O mundo de Carlos Brito [conto]
Acordei hoje determinado a mudar de vida. Definitivamente, ser Carlos Brito não da mais. Então decidi que o melhor seria ser o Iggy Pop. Bastante dinheiro, poucas preocupações e realizações já concretas para evolução da humanidade foram os critérios que pesaram. Vivendo sob o domínio de uma democracia liberal republicana livre e ocidental, tenho plenos direitos constitucionais (e divinos, pela ordem dos muitos milhões de deuses espalhados por aí), de ser quem eu bem entender por qualquer razão que me convenha. Hoje vou usufruir desse ilimitado direito, herdado da gloriosa luta e morte de guerreiros e guerreiras em nome da paz, e ser o Iggy Pop.
Se eu fosse o Carlos Brito, em uma manhã de domingo, estaria definhando em culpa e angústia por toda uma vida à la Madame Bovary (que, de facto, Carlos Brito nunca leu, mas sabia da história e crítica porque assistiu, por engano, a uma maravilhosa aula sobre na Universidade dos Monges sem Capas). Mas sendo o verdadeiro Iggy Pop, não. Os fracassos, decepções, falhas, não importam. Sou quase Ismael (que Carlos Brito teria escolhido se não tivesse escolhido o Iggy Pop, porque, de facto, leu este livro).
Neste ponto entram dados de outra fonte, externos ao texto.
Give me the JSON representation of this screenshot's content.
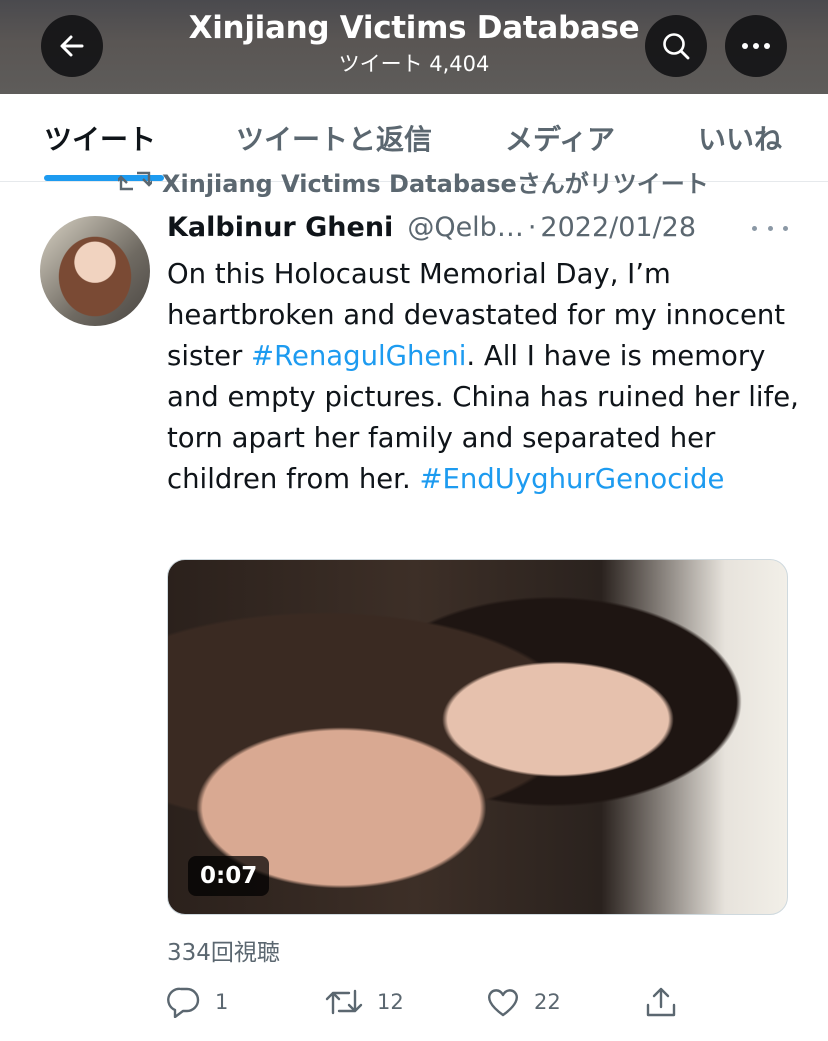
{
  "header": {
    "title": "Xinjiang Victims Database",
    "subtitle": "ツイート 4,404",
    "back_icon": "back-arrow-icon",
    "search_icon": "search-icon",
    "more_icon": "more-horizontal-icon"
  },
  "tabs": [
    {
      "label": "ツイート",
      "active": true
    },
    {
      "label": "ツイートと返信",
      "active": false
    },
    {
      "label": "メディア",
      "active": false
    },
    {
      "label": "いいね",
      "active": false
    }
  ],
  "tweet": {
    "retweet_context": "Xinjiang Victims Databaseさんがリツイート",
    "author_name": "Kalbinur Gheni",
    "handle": "@Qelb…",
    "separator": "·",
    "date": "2022/01/28",
    "text_parts": {
      "p1": "On this Holocaust Memorial Day, I’m heartbroken and devastated for my innocent sister ",
      "hashtag1": "#RenagulGheni",
      "p2": ". All I have is memory and empty pictures. China has ruined her life, torn apart her family and separated her children from her. ",
      "hashtag2": "#EndUyghurGenocide"
    },
    "media": {
      "duration": "0:07"
    },
    "views": "334回視聴",
    "actions": {
      "reply_count": "1",
      "retweet_count": "12",
      "like_count": "22"
    }
  },
  "colors": {
    "accent": "#1d9bf0",
    "secondary_text": "#5b6770",
    "primary_text": "#0f1419"
  }
}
Tudo já passou, sobrevivi magro e pálido e ainda me restou fama, fortuna e muita história para contar. Estou na boa, diriam numa praia qualquer.
Acordei sozinho, depois de uma noite de perversões solitárias de sábado, o que não desperta nenhum tipo de repulsa de mim mesmo. Já choquei a sociedade de todas as formas possíveis, voluntária e involuntariamente (que é quando você fica sabendo o que fez pelas notícias dos jornais). Está tudo normal (dizem os jornais). Com companhia, nas décadas de 1970, 1980 e 1990, houveram sábados à noite muito mais devassos. Pensando bem, não ter ninguém aqui é a melhor coisa que poderia acontecer a esta altura. Só quem teve que aguentar as ressacas da Annie Leibovitz, ou as loucuras do David Bowie, sabe o quanto é mais leve viver sem isso.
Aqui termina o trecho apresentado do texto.